Marcin Wichary wrote a terrific article a couple of months ago about getting rid of Moiré patterns from scanned photographs (via Andy Baio). It’s a great visual exploration of the intersection between art and mathematics. But the point that Marcin gets to at the end of the article, and which has stuck with me, is about the nature of mastery experiences:
I’ve always had this theory that any long-term project requires two ingredients: things you’re good at, and things you want to learn. The first group gives you a feeling of accomplishment and mastery. The other one? It keeps things interesting.
When coming to a large project without some things you’ve already mastered, the entire endeavour can feel overwhelming. But without anything new to look forward to, it can become stale and repetitive.
Or here’s another lens: When you’re facing one of the many hard moments, something you’re good at can help you feel awesome.

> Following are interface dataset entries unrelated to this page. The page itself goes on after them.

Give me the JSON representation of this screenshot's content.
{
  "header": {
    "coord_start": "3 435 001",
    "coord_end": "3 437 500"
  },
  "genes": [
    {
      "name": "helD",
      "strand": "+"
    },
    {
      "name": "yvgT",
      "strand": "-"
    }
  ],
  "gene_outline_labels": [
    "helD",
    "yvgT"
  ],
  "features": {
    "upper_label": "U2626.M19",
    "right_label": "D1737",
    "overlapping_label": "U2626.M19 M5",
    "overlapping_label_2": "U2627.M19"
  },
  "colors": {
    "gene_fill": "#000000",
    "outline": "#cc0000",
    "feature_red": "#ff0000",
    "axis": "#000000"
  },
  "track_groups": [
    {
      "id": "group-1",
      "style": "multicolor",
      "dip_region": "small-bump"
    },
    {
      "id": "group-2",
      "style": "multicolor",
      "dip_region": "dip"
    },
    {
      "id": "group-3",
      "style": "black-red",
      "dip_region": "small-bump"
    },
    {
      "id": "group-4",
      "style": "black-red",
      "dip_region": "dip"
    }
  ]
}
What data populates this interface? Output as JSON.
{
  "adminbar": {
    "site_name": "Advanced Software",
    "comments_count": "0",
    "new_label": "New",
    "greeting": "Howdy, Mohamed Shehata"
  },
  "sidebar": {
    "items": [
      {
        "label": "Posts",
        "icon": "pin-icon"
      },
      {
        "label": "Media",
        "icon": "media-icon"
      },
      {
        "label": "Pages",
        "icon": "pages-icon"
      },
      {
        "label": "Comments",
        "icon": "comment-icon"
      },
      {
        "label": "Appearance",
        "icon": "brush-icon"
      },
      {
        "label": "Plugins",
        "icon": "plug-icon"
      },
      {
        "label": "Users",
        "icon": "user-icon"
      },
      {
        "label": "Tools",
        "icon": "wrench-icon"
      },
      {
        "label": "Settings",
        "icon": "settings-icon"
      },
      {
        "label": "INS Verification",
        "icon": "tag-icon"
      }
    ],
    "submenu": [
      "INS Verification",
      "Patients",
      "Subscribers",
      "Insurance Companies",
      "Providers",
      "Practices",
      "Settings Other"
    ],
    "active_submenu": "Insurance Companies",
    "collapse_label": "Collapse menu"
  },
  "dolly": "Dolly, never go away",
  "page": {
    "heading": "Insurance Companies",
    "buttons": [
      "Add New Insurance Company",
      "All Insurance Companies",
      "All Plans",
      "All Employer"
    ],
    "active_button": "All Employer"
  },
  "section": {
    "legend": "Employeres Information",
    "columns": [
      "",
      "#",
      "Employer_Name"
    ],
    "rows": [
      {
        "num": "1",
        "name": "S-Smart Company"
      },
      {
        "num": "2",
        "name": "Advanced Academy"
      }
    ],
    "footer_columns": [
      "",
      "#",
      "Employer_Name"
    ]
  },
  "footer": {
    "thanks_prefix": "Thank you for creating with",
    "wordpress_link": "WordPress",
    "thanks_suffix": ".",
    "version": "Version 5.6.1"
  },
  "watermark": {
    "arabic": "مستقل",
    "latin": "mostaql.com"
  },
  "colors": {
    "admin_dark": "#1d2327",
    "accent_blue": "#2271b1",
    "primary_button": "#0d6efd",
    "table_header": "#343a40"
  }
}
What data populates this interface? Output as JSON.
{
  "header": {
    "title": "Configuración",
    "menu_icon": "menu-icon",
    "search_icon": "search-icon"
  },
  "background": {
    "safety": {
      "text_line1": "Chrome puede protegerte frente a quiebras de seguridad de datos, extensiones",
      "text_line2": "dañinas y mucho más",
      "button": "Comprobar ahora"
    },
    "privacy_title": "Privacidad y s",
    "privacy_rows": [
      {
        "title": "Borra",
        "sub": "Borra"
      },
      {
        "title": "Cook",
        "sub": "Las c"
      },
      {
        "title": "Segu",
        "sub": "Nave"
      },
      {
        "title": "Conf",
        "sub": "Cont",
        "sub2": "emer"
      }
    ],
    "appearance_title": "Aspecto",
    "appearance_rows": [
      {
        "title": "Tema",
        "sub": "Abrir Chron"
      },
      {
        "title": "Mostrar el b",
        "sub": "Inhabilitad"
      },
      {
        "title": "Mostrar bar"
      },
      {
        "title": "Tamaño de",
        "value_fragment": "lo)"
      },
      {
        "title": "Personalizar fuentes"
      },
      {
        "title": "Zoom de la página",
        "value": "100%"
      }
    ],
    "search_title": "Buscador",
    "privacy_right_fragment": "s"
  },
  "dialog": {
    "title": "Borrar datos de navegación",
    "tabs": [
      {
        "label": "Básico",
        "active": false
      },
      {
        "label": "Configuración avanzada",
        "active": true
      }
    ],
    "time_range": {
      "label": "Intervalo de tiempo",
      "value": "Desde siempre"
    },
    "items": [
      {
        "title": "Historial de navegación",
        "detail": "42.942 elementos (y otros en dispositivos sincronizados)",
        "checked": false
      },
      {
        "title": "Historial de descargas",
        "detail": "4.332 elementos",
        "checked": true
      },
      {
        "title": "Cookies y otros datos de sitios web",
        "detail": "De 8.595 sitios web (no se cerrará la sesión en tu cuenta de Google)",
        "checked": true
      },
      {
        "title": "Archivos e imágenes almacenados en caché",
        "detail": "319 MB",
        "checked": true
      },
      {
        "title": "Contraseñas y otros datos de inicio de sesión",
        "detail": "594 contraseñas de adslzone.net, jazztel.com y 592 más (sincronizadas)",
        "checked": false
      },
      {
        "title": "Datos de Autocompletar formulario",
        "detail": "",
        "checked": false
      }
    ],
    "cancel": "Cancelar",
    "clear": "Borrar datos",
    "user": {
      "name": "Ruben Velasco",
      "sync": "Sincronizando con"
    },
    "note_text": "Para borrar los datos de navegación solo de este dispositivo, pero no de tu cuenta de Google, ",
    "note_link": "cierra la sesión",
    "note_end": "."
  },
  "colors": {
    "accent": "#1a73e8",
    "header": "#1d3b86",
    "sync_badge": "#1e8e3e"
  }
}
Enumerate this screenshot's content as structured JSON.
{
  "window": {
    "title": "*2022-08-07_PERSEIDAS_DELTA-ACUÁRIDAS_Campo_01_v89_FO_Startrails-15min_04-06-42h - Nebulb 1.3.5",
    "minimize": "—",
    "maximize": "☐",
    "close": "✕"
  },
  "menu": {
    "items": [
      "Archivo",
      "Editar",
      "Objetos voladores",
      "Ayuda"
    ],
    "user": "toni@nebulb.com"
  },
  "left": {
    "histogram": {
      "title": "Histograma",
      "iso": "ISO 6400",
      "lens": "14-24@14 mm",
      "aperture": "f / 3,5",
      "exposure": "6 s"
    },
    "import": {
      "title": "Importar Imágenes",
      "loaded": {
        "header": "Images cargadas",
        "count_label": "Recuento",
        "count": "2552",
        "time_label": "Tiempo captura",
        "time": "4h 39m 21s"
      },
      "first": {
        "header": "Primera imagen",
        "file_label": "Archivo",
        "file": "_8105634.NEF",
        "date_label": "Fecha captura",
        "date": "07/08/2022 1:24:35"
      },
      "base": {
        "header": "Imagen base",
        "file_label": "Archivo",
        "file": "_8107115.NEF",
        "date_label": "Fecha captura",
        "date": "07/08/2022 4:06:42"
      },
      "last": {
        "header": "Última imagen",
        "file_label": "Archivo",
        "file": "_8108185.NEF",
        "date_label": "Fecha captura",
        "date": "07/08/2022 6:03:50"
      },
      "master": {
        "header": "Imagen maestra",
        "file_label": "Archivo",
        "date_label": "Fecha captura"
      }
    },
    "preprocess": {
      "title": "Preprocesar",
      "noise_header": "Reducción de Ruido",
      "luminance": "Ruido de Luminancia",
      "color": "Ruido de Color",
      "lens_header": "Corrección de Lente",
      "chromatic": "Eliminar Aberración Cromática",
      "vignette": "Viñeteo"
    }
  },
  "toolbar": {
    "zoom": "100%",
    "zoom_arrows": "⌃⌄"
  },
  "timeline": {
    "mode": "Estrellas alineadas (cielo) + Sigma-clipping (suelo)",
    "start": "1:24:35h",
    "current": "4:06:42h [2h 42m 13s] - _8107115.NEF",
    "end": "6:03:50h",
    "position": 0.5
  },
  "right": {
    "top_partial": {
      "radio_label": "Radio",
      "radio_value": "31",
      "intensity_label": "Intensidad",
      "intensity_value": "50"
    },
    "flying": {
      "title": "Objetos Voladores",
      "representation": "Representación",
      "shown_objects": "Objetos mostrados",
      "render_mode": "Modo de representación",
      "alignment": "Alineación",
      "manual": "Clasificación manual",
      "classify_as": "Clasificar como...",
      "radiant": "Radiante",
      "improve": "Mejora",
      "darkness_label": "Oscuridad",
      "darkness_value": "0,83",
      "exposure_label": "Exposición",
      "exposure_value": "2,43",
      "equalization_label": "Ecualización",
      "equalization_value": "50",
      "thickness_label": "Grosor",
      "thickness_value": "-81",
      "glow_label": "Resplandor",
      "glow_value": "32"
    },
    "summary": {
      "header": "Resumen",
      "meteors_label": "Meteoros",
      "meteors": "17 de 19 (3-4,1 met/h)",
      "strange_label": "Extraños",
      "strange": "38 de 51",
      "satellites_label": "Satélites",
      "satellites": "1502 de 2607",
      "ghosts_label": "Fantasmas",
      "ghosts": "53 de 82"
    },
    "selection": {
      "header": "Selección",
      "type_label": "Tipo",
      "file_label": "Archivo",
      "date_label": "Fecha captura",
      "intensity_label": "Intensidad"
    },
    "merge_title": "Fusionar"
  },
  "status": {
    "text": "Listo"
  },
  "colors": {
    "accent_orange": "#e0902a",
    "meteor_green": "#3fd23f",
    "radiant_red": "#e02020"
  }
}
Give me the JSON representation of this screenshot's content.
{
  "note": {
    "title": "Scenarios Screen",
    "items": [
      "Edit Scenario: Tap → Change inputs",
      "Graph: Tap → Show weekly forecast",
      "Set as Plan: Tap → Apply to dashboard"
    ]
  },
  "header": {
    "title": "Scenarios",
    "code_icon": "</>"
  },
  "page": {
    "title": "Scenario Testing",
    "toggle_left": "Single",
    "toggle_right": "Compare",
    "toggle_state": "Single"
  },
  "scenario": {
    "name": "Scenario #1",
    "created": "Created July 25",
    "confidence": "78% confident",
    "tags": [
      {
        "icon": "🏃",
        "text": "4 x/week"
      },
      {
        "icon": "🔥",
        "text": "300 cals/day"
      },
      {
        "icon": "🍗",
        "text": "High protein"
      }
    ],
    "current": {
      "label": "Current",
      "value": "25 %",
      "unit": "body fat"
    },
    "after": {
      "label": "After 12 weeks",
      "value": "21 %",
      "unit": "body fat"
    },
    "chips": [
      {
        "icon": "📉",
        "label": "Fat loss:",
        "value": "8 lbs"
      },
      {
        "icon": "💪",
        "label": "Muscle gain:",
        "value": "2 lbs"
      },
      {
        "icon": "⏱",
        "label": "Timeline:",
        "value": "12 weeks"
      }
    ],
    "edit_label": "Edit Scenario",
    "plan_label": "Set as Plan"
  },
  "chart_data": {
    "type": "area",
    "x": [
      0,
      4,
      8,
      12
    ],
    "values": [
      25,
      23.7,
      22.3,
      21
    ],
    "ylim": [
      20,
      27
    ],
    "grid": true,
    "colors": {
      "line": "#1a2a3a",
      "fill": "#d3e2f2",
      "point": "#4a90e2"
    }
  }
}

But when you’re bored, something new to learn can remind you how there’s more to life than feeling awesome all the time.Marcin Wichary, “Moiré no more”
This ties directly to Albert Bandura’s concept of self-efficacy. Simply put, self-efficacy is the belief that you are able to take control of a situation or project, and achieve a certain goal. Perhaps you don’t have the skills to do it right now, but your past experiences, your emotional state, and the social support available to you lead to you think that you will be able to get there. Satisfying mastery experiences like the one Marcin describes here are essential to reinforcing your sense of self-efficacy. (And in the opposite case, a diminished sense of personal efficacy is a hallmark of multiple models of burnout.)
(Note that self-efficacy is not the same as self-confidence. One way to describe the difference is that self-efficacy is the belief in yourself, while self-confidence is the strength of that belief, and an indication of your ability to project that belief to yourself and others. Whether the belief and the projection are justified, and how they’re perceived, are different matters…)
This resonates with me a lot right now. As a manager, one of my responsibilities is to ensure that my team get the opportunities to gain mastery experiences, and to help them reflect on those experiences to increase their sense of self-efficacy.
But…as of a couple of weeks ago I’m not a manager any more. The engineer/manager pendulum has swung the other way for me. It’s been a couple of years since I spent full days embedded in code, and my skills are rusty. I’m bumping up against exactly what Marcin described in his article: things that I’ve done in the past (efficacy), and things I’d like to learn about for the future (motivation). My sense of efficacy feels reasonably solid; my motivation is…complicated, but I don’t think that’s unusual. On balance it feels like this is the right thing for me at this time. Which is just fine.